Members of the Graduate Employees and Students Organization voted Wednesday to allow the group’s leaders to call strikes, indicating that they would likely join Yale’s recognized unions in a weeklong walkout beginning March 3.

GESO members voted 482-141, with three voided ballots, to authorize a teaching and research assistant strike, GESO Chairwoman Anita Seth GRD ’05 said. A strike will most likely take place during the entire week of March 3, and occur in conjunction with likely strikes by Yale’s two largest unions, locals 34 and 35, GESO members said.

During a strike, TAs would not enter any Yale buildings, GESO leaders said. This means that they would not teach sections, attend classes or conduct research in libraries or other University facilities. Seth said that it would be each individual graduate student’s decision whether to participate.
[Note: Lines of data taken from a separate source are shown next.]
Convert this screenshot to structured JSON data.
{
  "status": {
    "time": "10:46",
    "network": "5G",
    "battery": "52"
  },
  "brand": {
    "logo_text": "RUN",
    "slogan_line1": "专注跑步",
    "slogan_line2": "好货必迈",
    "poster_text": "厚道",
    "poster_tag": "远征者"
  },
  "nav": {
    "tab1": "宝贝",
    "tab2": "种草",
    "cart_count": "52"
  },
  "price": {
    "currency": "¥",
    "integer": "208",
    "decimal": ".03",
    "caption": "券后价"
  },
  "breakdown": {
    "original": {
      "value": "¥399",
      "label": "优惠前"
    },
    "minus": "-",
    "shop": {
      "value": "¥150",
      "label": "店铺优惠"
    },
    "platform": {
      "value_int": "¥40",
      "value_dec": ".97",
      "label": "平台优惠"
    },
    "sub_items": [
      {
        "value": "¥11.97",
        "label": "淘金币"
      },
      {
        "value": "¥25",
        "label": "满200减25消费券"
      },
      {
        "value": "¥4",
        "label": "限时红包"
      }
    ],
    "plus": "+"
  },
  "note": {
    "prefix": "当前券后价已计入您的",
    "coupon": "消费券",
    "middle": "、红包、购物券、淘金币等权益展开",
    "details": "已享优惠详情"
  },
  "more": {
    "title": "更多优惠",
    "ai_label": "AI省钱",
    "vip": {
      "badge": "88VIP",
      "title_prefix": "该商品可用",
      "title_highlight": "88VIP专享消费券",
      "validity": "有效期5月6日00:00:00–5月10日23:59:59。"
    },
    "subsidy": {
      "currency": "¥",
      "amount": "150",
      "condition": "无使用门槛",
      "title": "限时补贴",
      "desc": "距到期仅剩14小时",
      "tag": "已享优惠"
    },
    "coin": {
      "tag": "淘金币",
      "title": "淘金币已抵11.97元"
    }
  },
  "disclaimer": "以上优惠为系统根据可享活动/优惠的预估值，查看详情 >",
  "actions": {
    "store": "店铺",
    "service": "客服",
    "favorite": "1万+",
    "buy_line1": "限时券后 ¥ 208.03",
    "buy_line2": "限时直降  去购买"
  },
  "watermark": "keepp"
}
Provost Susan Hockfield said she was discouraged by GESO’s plans to hold a strike.

“It’s disappointing and disturbing that any group would attempt to disrupt the education of our students to advance its own ends,” she said.

Hockfield said that, in the event of a strike, the University hopes professors and students will go to classes as usual.

GESO has been trying to organize graduate teaching and research assistants for over a decade but has not requested a formal election. University administrators have long opposed unionization and maintained that graduate students are not employees.

GESO is closely aligned with locals 34 and 35, which represent nearly 4,000 clerical, technical, maintenance and service workers.

Despite the large margin supporting a strike, some GESO members expressed reservations about the way GESO’s Coordinating Committee has handled plans for a possible strike. Some of these graduate students created an alternative resolution, calling for more membership-wide votes on all major decisions. The approved resolution authorizes the Coordinating Committee to make all decisions.

The alternative resolution was intended to give GESO members more control of the direction of the strike, said Angus Fletcher GRD ’03, a spokesman for the proposal.

GESO members initially voted by hand on the two proposals, but had to vote again because the first vote was too close. In the second vote, GESO members chose the Coordinating Committee’s resolution over the alternate resolution 283 to 246, with 10 abstentions.

Fletcher said he does not think many GESO members know what will happen in the event of a strike because they have not been included in the Coordinating Committee’s planning. Fletcher said supporters of the alternative plan will try to find alternate ways for GESO members to support locals 34 and 35 without participating in the GESO strike.

Fletcher said he believed that GESO members voted for the alternative proposal because there is “a real feeling of disaffection with the way things are currently being orchestrated.”

“The basic point that we made was that we didn’t want to go into a strike in which our goals weren’t being clearly articulated,” Fletcher said.

Graduate students expressed different views on the possibility of striking.

Alison Bruey GRD ’05 said she is “willing and ready” to strike in support of GESO’s mission.

“I think that without teachers and researchers, you don’t have a university,” Bruey said.

Some graduate students maintained that they did not support GESO’s tactics and would continue their work in the event of a strike.

Stacey Thompson GRD ’05 said she will continue to hold sections during the week of the strike and would “cross picket lines with both middle fingers held high in the air.” She said she believes that there is no need for a graduate student union at Yale.

GESO members said last September that its members would strike if the University did not hold discussions with them. No actions have been held to date.